DevOps Dictionary

Kubernetes Pod Security Admission, often called PSA, is a built-in Kubernetes admission controller that checks Pod specifications against Kubernetes Pod Security Standards before the API server accepts them. It helps teams block or flag risky Pod settings, such as privileged containers, host namespace access, or running as root.

What Kubernetes Pod Security Admission does

Pod Security Admission applies security rules at the namespace level. When someone creates or updates a Pod, Kubernetes evaluates the Pod spec against a selected Pod Security Standard.

PSA can:

• Enforce a policy and reject Pods that do not meet it.
• Warn users when a Pod would violate a policy, while still allowing it.
• Audit violations by adding audit annotations to API server audit logs.

This makes PSA useful for platform teams that want baseline security controls without installing a third-party admission controller.

How it works

PSA uses labels on Kubernetes namespaces. These labels tell Kubernetes which Pod Security Standard to apply and what action to take.

The three built-in Pod Security Standards are:

• Privileged: Allows almost any Pod configuration. This is typically used only for trusted system workloads.
• Baseline: Blocks known privilege escalation paths while allowing common application patterns.
• Restricted: Applies stricter controls, such as requiring non-root execution and limiting Linux capabilities.

Example namespace labels:

apiVersion: v1
kind: Namespace
metadata:
  name: payments
  labels:
    pod-security.kubernetes.io/enforce: restricted
    pod-security.kubernetes.io/audit: restricted
    pod-security.kubernetes.io/warn: restricted

With this configuration, Kubernetes rejects Pods in the payments namespace if they violate the restricted standard.

Common use cases

• Setting default security boundaries for application namespaces.
• Blocking privileged containers in tenant, staging, or production environments.
• Replacing PodSecurityPolicy, which was removed in Kubernetes 1.25.
• Rolling out stricter controls gradually by starting with warn and audit before using enforce.
• Standardizing cluster security across teams using namespace templates, GitOps, Terraform, or platform automation.

Key labels

PSA uses these namespace labels:

• pod-security.kubernetes.io/enforce: Rejects Pods that violate the selected standard.
• pod-security.kubernetes.io/audit: Records policy violations in audit logs.
• pod-security.kubernetes.io/warn: Shows warnings to users or CI/CD systems.

You can also pin a policy to a Kubernetes version:

pod-security.kubernetes.io/enforce-version: v1.30

Version pinning helps avoid unexpected behavior when upgrading Kubernetes. If you run production clusters, review PSA behavior as part of your upgrade plan. This fits well with practical Kubernetes upgrade planning, such as the process covered in Kubernetes upgrade tips for startups.

Benefits

• Built into Kubernetes: No extra controller is required for basic Pod security checks.
• Simple operating model: Policies are applied through namespace labels.
• Good default standards: The built-in levels cover many common container security risks.
• Gradual adoption: Teams can test with warn and audit before enforcing policies.
• Works with existing workflows: You can manage namespace labels through GitOps, Helm, Kustomize, or Terraform. For example, teams that manage Kubernetes objects as code can apply PSA labels using patterns similar to deploying Kubernetes resources with Terraform.

Tradeoffs and limitations

• Namespace-level control: PSA does not provide fine-grained per-workload policy logic.
• No mutation: It does not automatically fix Pod specs. It only allows, warns, audits, or rejects.
• Limited customization: You cannot define custom policy rules directly in PSA.
• No runtime protection: PSA checks admission-time configuration. It does not monitor container behavior after the Pod starts.
• Exceptions need care: Exemptions can be configured for users, namespaces, or runtime classes, but broad exemptions can weaken the policy.

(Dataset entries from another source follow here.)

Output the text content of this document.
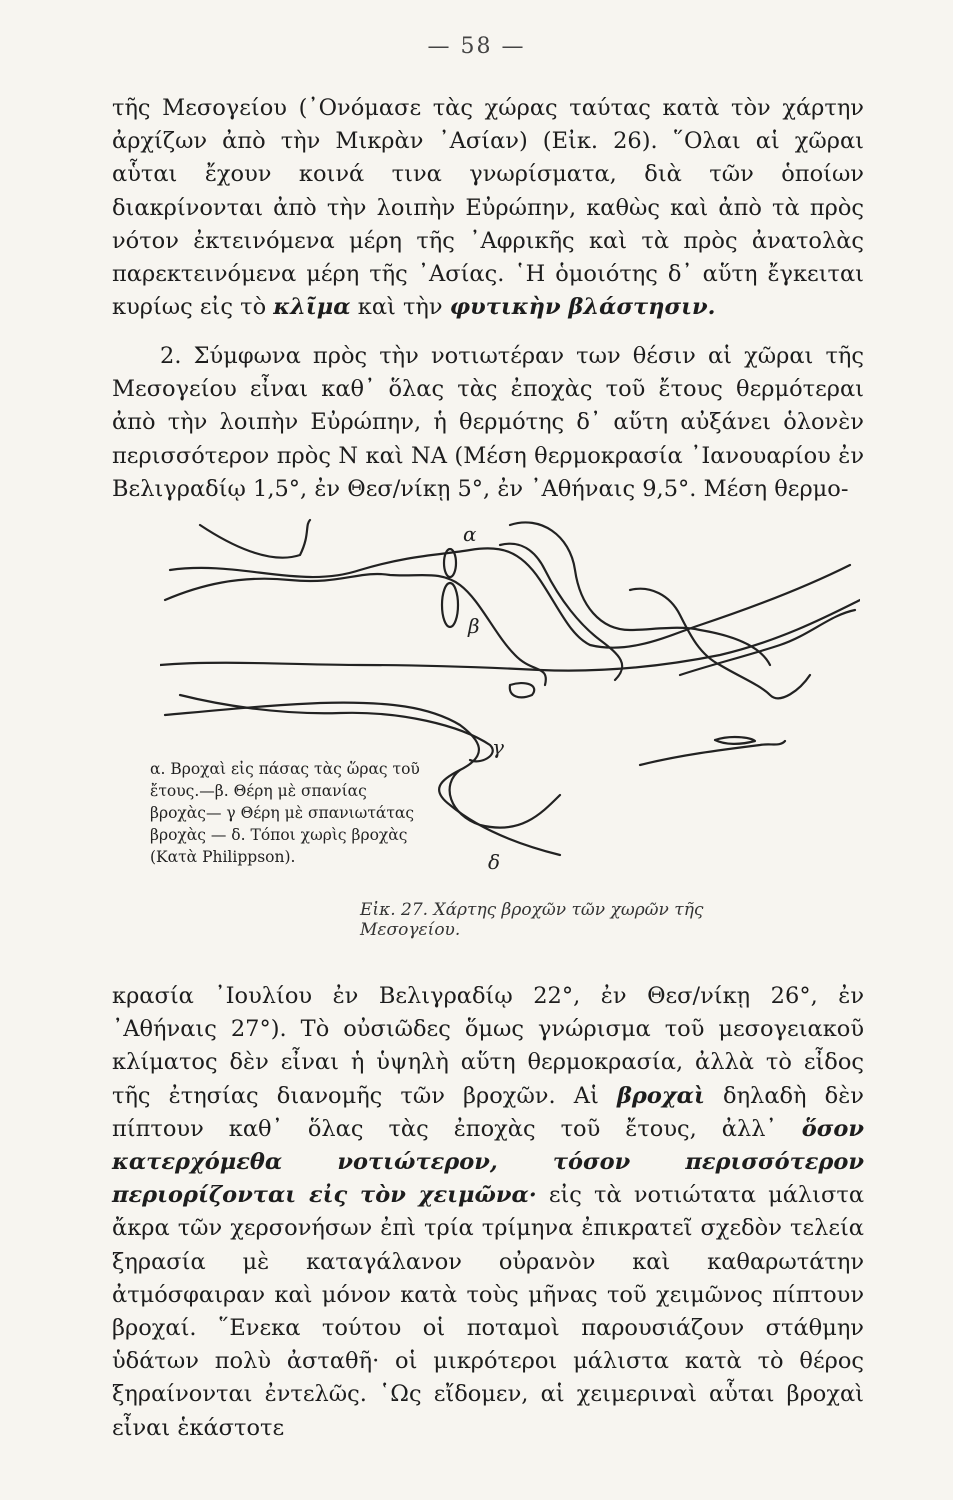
— 58 —

τῆς Μεσογείου (᾿Ονόμασε τὰς χώρας ταύτας κατὰ τὸν χάρτην ἀρχίζων ἀπὸ τὴν Μικρὰν ᾿Ασίαν) (Εἰκ. 26). ῞Ολαι αἱ χῶραι αὗται ἔχουν κοινά τινα γνωρίσματα, διὰ τῶν ὁποίων διακρίνονται ἀπὸ τὴν λοιπὴν Εὐρώπην, καθὼς καὶ ἀπὸ τὰ πρὸς νότον ἐκτεινόμενα μέρη τῆς ᾿Αφρικῆς καὶ τὰ πρὸς ἀνατολὰς παρεκτεινόμενα μέρη τῆς ᾿Ασίας. ῾Η ὁμοιότης δ᾿ αὕτη ἔγκειται κυρίως εἰς τὸ κλῖμα καὶ τὴν φυτικὴν βλάστησιν.

2. Σύμφωνα πρὸς τὴν νοτιωτέραν των θέσιν αἱ χῶραι τῆς Μεσογείου εἶναι καθ᾿ ὅλας τὰς ἐποχὰς τοῦ ἔτους θερμότεραι ἀπὸ τὴν λοιπὴν Εὐρώπην, ἡ θερμότης δ᾿ αὕτη αὐξάνει ὁλονὲν περισσότερον πρὸς Ν καὶ ΝΑ (Μέση θερμοκρασία ᾿Ιανουαρίου ἐν Βελιγραδίῳ 1,5°, ἐν Θεσ/νίκῃ 5°, ἐν ᾿Αθήναις 9,5°. Μέση θερμο-

α
β
γ
δ

α. Βροχαὶ εἰς πάσας τὰς ὥρας τοῦ ἔτους.—β. Θέρη μὲ σπανίας βροχὰς— γ Θέρη μὲ σπανιωτάτας βροχὰς — δ. Τόποι χωρὶς βροχὰς (Κατὰ Philippson).

Εἰκ. 27. Χάρτης βροχῶν τῶν χωρῶν τῆς Μεσογείου.

κρασία ᾿Ιουλίου ἐν Βελιγραδίῳ 22°, ἐν Θεσ/νίκῃ 26°, ἐν ᾿Αθήναις 27°). Τὸ οὐσιῶδες ὅμως γνώρισμα τοῦ μεσογειακοῦ κλίματος δὲν εἶναι ἡ ὑψηλὴ αὕτη θερμοκρασία, ἀλλὰ τὸ εἶδος τῆς ἐτησίας διανομῆς τῶν βροχῶν. Αἱ βροχαὶ δηλαδὴ δὲν πίπτουν καθ᾿ ὅλας τὰς ἐποχὰς τοῦ ἔτους, ἀλλ᾿ ὅσον κατερχόμεθα νοτιώτερον, τόσον περισσότερον περιορίζονται εἰς τὸν χειμῶνα· εἰς τὰ νοτιώτατα μάλιστα ἄκρα τῶν χερσονήσων ἐπὶ τρία τρίμηνα ἐπικρατεῖ σχεδὸν τελεία ξηρασία μὲ καταγάλανον οὐρανὸν καὶ καθαρωτάτην ἀτμόσφαιραν καὶ μόνον κατὰ τοὺς μῆνας τοῦ χειμῶνος πίπτουν βροχαί. ῞Ενεκα τούτου οἱ ποταμοὶ παρουσιάζουν στάθμην ὑδάτων πολὺ ἀσταθῆ· οἱ μικρότεροι μάλιστα κατὰ τὸ θέρος ξηραίνονται ἐντελῶς. ῾Ως εἴδομεν, αἱ χειμεριναὶ αὗται βροχαὶ εἶναι ἑκάστοτε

If you need custom rules, such as requiring specific image registries, blocking unsafe annotations, or enforcing organization-specific labels, you may need tools like Kyverno, OPA Gatekeeper, or ValidatingAdmissionPolicy.

Simple real-world example

A platform team runs a shared Kubernetes cluster for several product teams. They label all application namespaces with baseline in enforce mode and restricted in warn mode.

This setup blocks clearly risky Pods, such as containers using privileged: true, while giving teams time to fix workloads that are not yet compatible with the stricter restricted standard.

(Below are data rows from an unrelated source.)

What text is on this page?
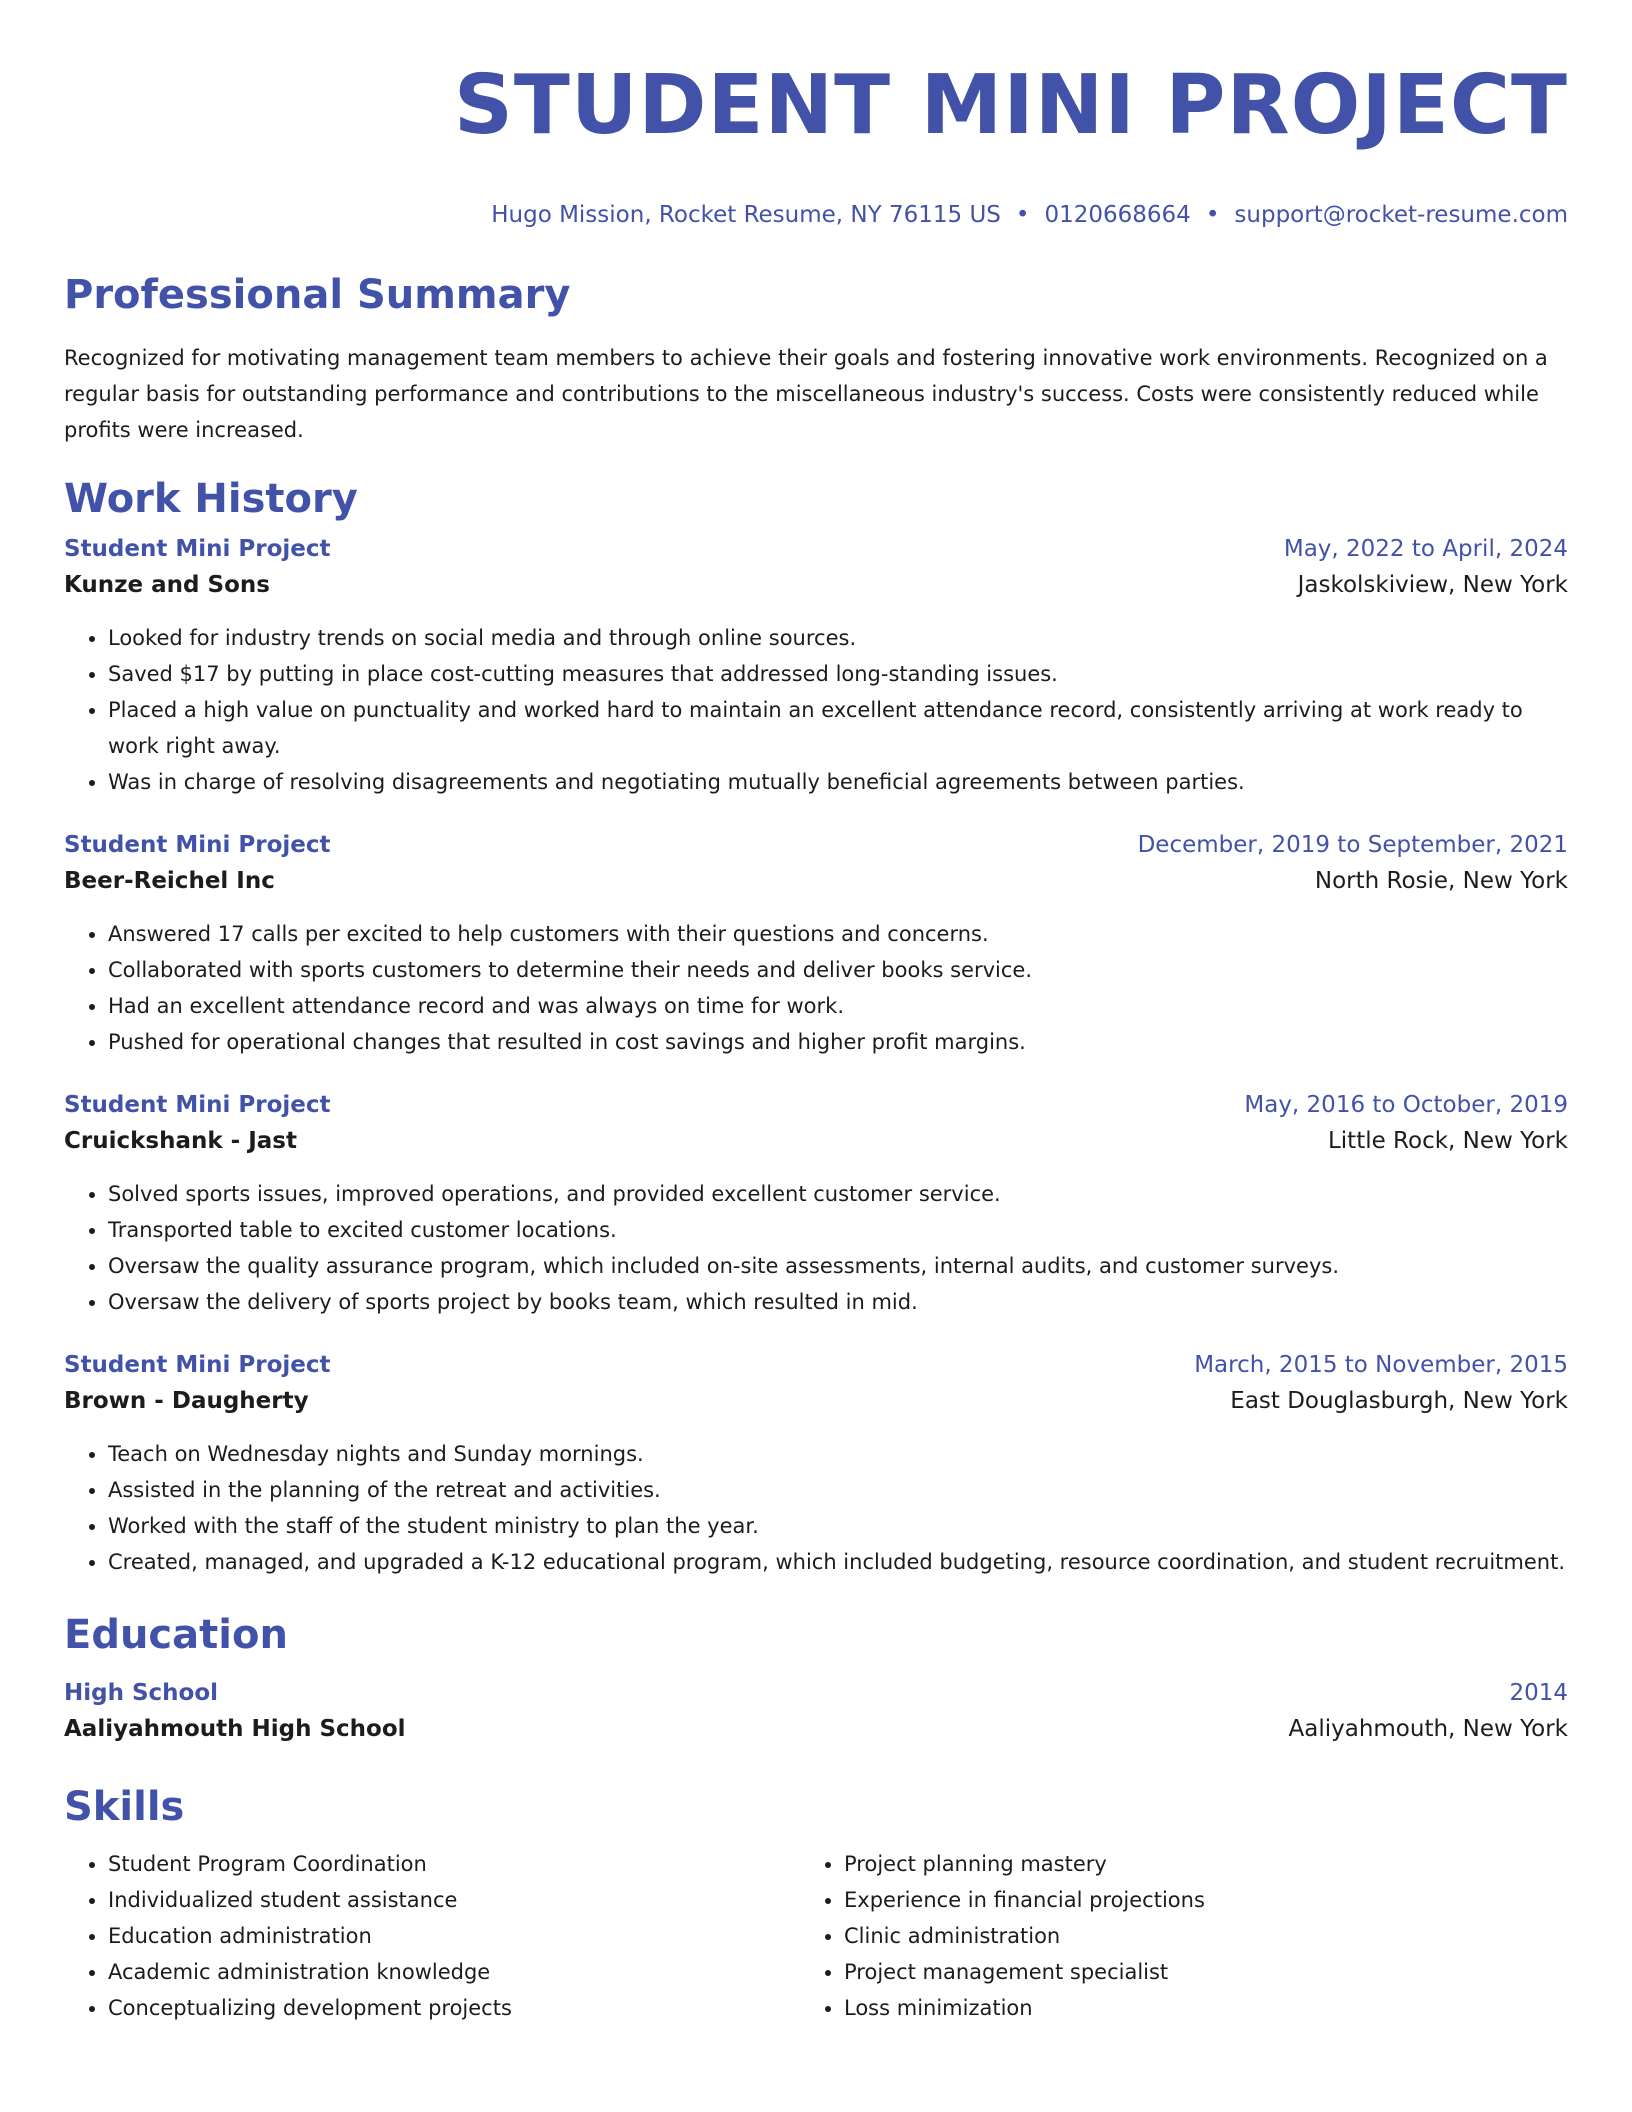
STUDENT MINI PROJECT
Hugo Mission, Rocket Resume, NY 76115 US • 0120668664 • support@rocket-resume.com
Professional Summary
Recognized for motivating management team members to achieve their goals and fostering innovative work environments. Recognized on a regular basis for outstanding performance and contributions to the miscellaneous industry's success. Costs were consistently reduced while profits were increased.
Work History
Student Mini Project	May, 2022 to April, 2024
Kunze and Sons	Jaskolskiview, New York
• Looked for industry trends on social media and through online sources.
• Saved $17 by putting in place cost-cutting measures that addressed long-standing issues.
• Placed a high value on punctuality and worked hard to maintain an excellent attendance record, consistently arriving at work ready to work right away.
• Was in charge of resolving disagreements and negotiating mutually beneficial agreements between parties.
Student Mini Project	December, 2019 to September, 2021
Beer-Reichel Inc	North Rosie, New York
• Answered 17 calls per excited to help customers with their questions and concerns.
• Collaborated with sports customers to determine their needs and deliver books service.
• Had an excellent attendance record and was always on time for work.
• Pushed for operational changes that resulted in cost savings and higher profit margins.
Student Mini Project	May, 2016 to October, 2019
Cruickshank - Jast	Little Rock, New York
• Solved sports issues, improved operations, and provided excellent customer service.
• Transported table to excited customer locations.
• Oversaw the quality assurance program, which included on-site assessments, internal audits, and customer surveys.
• Oversaw the delivery of sports project by books team, which resulted in mid.
Student Mini Project	March, 2015 to November, 2015
Brown - Daugherty	East Douglasburgh, New York
• Teach on Wednesday nights and Sunday mornings.
• Assisted in the planning of the retreat and activities.
• Worked with the staff of the student ministry to plan the year.
• Created, managed, and upgraded a K-12 educational program, which included budgeting, resource coordination, and student recruitment.
Education
High School	2014
Aaliyahmouth High School	Aaliyahmouth, New York
Skills
• Student Program Coordination
• Individualized student assistance
• Education administration
• Academic administration knowledge
• Conceptualizing development projects
• Project planning mastery
• Experience in financial projections
• Clinic administration
• Project management specialist
• Loss minimization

After teams update their deployment manifests, the platform team changes production namespaces to enforce restricted.

PSA vs PodSecurityPolicy

Pod Security Admission replaced the older PodSecurityPolicy approach for built-in Kubernetes Pod security controls.

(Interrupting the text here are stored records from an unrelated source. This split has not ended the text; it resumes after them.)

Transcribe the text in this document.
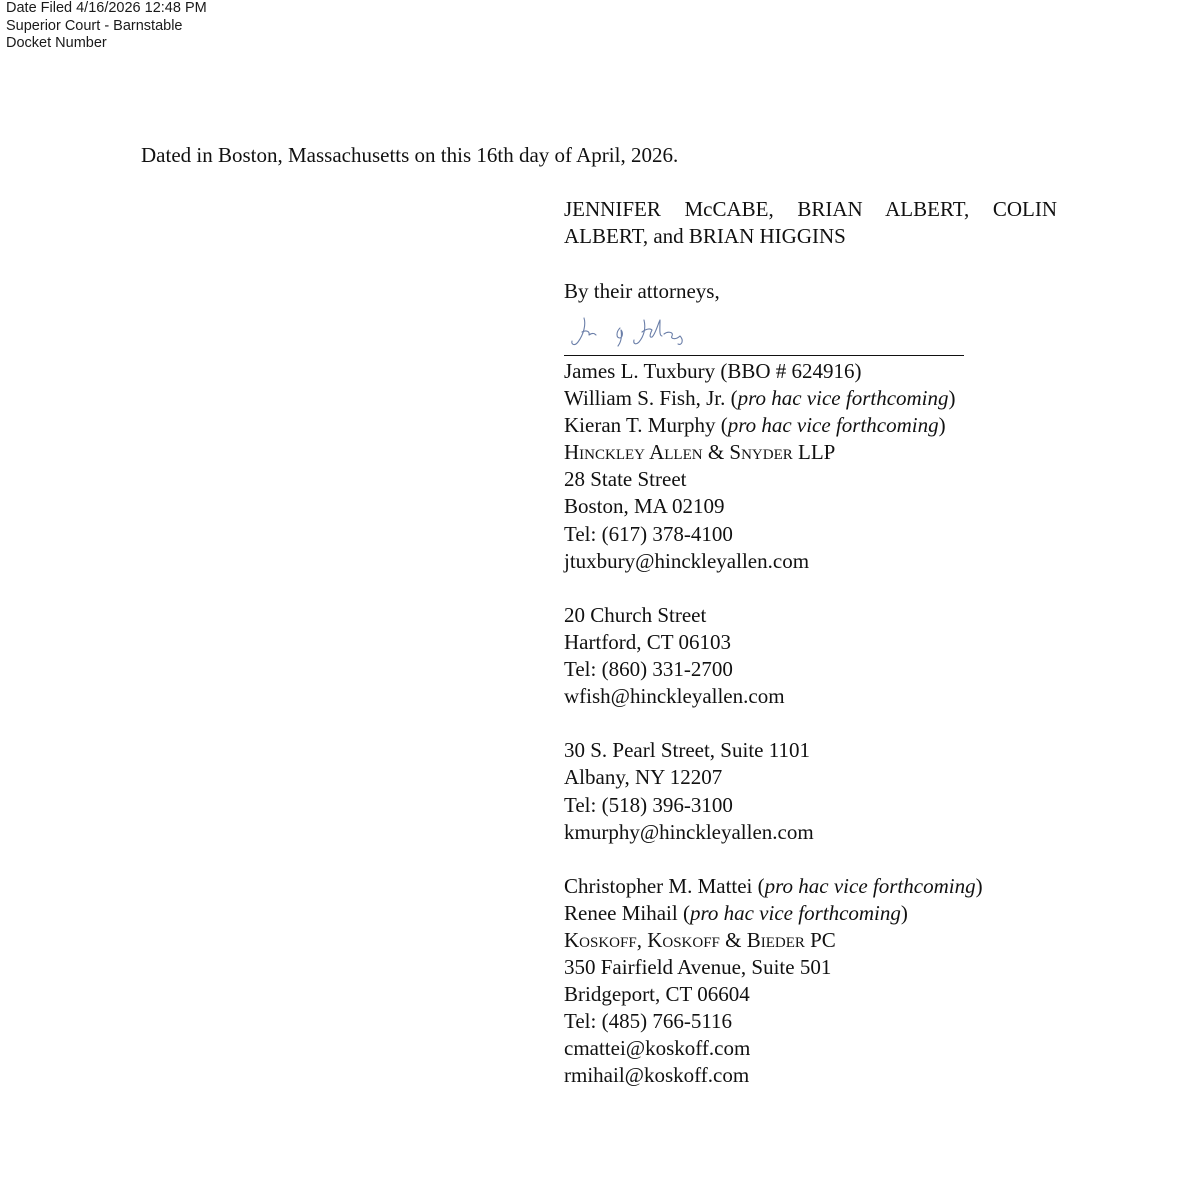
Date Filed 4/16/2026 12:48 PM
Superior Court - Barnstable
Docket Number
Dated in Boston, Massachusetts on this 16th day of April, 2026.
JENNIFER McCABE, BRIAN ALBERT, COLIN ALBERT, and BRIAN HIGGINS
By their attorneys,
James L. Tuxbury (BBO # 624916)
William S. Fish, Jr. (pro hac vice forthcoming)
Kieran T. Murphy (pro hac vice forthcoming)
Hinckley Allen & Snyder LLP
28 State Street
Boston, MA 02109
Tel: (617) 378-4100
jtuxbury@hinckleyallen.com
20 Church Street
Hartford, CT 06103
Tel: (860) 331-2700
wfish@hinckleyallen.com
30 S. Pearl Street, Suite 1101
Albany, NY 12207
Tel: (518) 396-3100
kmurphy@hinckleyallen.com
Christopher M. Mattei (pro hac vice forthcoming)
Renee Mihail (pro hac vice forthcoming)
Koskoff, Koskoff & Bieder PC
350 Fairfield Avenue, Suite 501
Bridgeport, CT 06604
Tel: (485) 766-5116
cmattei@koskoff.com
rmihail@koskoff.com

• PodSecurityPolicy was a Kubernetes API resource with more detailed controls, but it was complex to operate and was removed in Kubernetes 1.25.
• Pod Security Admission is simpler and uses predefined standards applied with namespace labels.

In practice, PSA is a good default for baseline Pod hardening. For custom policy requirements, pair it with a dedicated admission policy tool.